'Wolf Hall' wins National Book Critics Circle Award
On March 11, the winners of the 2010 National Book Critics Circle Award were announced in New York City. Hilary Mantel's Wolf Hall took the fiction award, and Joyce Carol Oates received her first ever lifetime achievement award at the ceremony.
Wolf Hall is Mantel's historical novel about English king Henry VIII's advisor Thomas Cromwell. The book won the 2009 Man Booker Prize, becoming the best-selling Booker winner in history.

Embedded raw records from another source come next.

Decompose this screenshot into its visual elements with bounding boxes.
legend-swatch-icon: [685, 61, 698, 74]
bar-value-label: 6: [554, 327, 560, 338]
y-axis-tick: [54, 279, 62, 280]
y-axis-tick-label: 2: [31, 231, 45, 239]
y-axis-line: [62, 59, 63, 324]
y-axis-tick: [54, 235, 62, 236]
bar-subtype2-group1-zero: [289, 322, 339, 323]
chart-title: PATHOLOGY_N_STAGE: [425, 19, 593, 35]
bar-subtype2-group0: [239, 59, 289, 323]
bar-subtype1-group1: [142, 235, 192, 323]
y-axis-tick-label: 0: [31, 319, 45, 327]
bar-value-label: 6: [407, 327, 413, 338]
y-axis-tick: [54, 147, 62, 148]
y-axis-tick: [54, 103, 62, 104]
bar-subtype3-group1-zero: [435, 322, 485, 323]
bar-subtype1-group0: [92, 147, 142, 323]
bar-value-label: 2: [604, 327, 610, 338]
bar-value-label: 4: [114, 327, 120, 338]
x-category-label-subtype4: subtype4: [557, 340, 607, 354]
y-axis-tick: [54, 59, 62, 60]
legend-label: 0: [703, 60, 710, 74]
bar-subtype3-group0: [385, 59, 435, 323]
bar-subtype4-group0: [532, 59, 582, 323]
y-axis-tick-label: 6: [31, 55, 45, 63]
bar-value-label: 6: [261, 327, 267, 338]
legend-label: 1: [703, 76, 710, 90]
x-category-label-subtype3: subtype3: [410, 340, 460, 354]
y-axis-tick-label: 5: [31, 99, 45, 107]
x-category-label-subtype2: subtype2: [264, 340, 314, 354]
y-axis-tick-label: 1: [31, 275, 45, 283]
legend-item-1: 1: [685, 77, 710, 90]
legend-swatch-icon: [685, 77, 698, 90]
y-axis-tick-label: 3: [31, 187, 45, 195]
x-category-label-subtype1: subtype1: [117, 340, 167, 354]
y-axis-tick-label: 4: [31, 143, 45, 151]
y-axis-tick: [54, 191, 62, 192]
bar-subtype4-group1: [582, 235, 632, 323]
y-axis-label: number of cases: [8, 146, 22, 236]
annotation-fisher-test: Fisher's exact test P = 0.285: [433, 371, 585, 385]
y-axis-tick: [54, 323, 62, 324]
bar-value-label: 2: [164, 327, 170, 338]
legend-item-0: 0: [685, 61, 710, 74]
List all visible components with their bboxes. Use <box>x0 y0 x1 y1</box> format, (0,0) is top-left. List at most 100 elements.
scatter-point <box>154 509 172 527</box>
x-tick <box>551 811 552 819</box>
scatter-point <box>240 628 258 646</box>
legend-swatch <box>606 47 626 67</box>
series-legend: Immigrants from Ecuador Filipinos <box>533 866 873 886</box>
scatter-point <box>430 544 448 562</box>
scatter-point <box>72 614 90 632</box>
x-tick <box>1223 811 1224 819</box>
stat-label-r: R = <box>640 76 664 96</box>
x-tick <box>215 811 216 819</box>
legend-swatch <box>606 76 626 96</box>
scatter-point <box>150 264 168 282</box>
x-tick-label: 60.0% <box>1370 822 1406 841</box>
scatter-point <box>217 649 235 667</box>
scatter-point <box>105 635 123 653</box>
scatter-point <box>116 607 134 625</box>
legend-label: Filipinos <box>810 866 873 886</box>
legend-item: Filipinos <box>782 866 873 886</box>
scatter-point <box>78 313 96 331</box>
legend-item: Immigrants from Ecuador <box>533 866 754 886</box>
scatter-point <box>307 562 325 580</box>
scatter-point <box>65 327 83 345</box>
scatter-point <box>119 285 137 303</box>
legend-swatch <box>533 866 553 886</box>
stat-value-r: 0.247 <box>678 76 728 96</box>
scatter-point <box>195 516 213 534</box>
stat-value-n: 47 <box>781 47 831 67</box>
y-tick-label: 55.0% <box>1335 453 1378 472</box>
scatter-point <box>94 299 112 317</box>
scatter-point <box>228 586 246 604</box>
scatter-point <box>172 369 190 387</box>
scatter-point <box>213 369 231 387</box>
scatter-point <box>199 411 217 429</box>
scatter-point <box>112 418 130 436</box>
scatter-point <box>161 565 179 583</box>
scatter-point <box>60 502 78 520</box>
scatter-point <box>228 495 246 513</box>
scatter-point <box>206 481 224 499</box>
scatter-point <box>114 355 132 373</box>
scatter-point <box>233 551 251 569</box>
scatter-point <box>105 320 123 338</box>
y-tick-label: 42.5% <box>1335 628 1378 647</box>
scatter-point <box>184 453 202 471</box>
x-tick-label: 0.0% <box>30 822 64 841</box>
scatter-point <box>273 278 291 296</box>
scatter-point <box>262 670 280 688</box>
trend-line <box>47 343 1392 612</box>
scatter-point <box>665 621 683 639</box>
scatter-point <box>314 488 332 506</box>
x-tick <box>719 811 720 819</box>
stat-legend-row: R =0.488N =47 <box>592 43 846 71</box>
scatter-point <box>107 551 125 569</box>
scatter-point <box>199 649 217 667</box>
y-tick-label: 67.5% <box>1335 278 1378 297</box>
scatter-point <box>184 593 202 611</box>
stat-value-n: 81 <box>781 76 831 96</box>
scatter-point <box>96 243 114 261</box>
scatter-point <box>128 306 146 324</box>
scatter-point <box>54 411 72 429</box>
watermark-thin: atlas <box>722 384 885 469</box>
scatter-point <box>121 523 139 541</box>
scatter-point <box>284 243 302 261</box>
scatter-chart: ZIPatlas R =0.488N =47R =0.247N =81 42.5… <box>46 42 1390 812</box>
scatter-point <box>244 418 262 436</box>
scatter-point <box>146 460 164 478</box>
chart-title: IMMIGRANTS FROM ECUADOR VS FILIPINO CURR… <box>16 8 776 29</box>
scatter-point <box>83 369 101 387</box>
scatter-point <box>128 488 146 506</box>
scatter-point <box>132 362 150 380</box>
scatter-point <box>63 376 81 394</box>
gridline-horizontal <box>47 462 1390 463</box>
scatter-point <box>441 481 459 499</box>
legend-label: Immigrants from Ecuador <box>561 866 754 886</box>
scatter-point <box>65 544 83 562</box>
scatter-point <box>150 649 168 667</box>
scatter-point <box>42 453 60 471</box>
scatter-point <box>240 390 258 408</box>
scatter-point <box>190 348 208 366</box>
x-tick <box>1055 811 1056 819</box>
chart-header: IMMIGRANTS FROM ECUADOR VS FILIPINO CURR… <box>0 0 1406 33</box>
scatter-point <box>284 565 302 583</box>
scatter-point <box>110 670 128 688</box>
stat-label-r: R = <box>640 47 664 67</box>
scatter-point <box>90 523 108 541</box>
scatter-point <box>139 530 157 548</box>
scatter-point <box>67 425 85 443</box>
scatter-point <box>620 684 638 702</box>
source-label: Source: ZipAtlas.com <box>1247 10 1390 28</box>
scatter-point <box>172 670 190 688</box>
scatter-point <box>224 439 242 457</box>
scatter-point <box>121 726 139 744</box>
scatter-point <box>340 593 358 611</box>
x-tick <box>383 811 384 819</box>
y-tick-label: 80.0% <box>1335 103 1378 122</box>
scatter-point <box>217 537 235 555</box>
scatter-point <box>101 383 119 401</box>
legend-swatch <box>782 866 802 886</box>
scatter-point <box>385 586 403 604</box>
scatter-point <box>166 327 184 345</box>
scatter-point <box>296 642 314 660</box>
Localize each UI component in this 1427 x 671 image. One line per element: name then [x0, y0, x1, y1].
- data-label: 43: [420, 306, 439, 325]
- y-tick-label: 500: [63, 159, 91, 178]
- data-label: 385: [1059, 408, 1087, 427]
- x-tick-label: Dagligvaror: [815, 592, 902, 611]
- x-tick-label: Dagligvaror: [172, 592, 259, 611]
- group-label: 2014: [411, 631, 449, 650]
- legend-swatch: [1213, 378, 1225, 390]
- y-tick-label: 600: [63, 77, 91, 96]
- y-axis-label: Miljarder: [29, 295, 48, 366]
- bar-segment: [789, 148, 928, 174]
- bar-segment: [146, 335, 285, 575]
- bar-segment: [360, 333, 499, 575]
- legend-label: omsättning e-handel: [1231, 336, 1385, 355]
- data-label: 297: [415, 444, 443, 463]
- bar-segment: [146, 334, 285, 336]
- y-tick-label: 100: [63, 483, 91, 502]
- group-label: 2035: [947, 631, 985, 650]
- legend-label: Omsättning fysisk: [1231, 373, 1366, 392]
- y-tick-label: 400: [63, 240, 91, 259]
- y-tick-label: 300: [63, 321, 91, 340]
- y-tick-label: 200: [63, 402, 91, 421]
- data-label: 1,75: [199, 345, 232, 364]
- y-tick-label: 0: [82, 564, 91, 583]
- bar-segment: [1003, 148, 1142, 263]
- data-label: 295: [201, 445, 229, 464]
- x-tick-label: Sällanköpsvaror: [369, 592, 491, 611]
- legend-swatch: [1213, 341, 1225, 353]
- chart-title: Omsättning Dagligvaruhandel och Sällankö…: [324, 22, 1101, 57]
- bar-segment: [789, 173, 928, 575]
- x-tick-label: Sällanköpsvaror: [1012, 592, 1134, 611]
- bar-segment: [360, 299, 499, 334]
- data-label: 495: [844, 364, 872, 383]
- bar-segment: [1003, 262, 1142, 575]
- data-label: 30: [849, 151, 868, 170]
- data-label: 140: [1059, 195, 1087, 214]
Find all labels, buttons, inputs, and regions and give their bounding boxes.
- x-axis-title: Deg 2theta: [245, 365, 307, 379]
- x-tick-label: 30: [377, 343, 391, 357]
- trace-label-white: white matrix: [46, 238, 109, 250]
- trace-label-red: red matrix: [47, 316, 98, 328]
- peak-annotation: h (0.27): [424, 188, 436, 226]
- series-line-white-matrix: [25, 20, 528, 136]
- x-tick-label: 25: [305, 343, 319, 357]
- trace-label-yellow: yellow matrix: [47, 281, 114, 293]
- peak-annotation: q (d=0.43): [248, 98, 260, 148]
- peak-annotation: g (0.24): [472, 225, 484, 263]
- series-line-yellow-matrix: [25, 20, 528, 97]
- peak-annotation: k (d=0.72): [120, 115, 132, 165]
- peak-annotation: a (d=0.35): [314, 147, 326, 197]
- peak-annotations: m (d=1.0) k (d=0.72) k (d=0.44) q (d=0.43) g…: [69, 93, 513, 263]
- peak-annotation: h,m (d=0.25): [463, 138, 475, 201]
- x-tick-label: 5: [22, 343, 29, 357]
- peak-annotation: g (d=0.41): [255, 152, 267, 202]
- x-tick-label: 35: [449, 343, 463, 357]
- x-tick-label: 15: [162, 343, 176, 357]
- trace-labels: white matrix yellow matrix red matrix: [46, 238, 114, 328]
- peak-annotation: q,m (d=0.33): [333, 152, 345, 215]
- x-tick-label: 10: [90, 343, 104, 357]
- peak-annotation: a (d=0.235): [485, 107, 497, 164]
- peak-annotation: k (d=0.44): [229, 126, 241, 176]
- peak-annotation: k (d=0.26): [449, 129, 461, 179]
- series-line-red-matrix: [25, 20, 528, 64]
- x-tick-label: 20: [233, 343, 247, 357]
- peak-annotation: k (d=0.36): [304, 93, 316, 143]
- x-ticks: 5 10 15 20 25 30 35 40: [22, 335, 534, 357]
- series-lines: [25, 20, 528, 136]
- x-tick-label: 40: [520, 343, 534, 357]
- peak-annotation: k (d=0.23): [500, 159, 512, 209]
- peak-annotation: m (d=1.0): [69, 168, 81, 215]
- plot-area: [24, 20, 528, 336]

Among other winners of the prestigious US prize were Richard Holmes's The Age of Wonder, about British scientists of the late 18th and early 19th centuries, and Blake Bailey's biography of American author John Cheever. Both books were previously named among Publishers Weekly's top books of 2009.
Complete list of winners:
Fiction: Hilary Mantel, Wolf Hall
Nonfiction: Richard Holmes, The Age of Wonder
Autobiography: Diana Athill, Somewhere Towards the End
Biography: Blake Bailey, Cheever
Criticism: Eula Biss, Notes from No Man's Land
Poetry: Rae Armentrout, Versed
Founded in 1974, the National Book Critics Circle Award is among the US's most prestigious literary prizes, along with the Pulitzer and the PEN/Faulkner, for books published in English including translations. Last year's fiction winner was Roberto Bolaño's 2666, which was published in English translation in 2008.
NBCC winners in the categories of autobiography, biography, criticism, fiction, and nonfiction are selected by more than 600 of the nation's literary critics.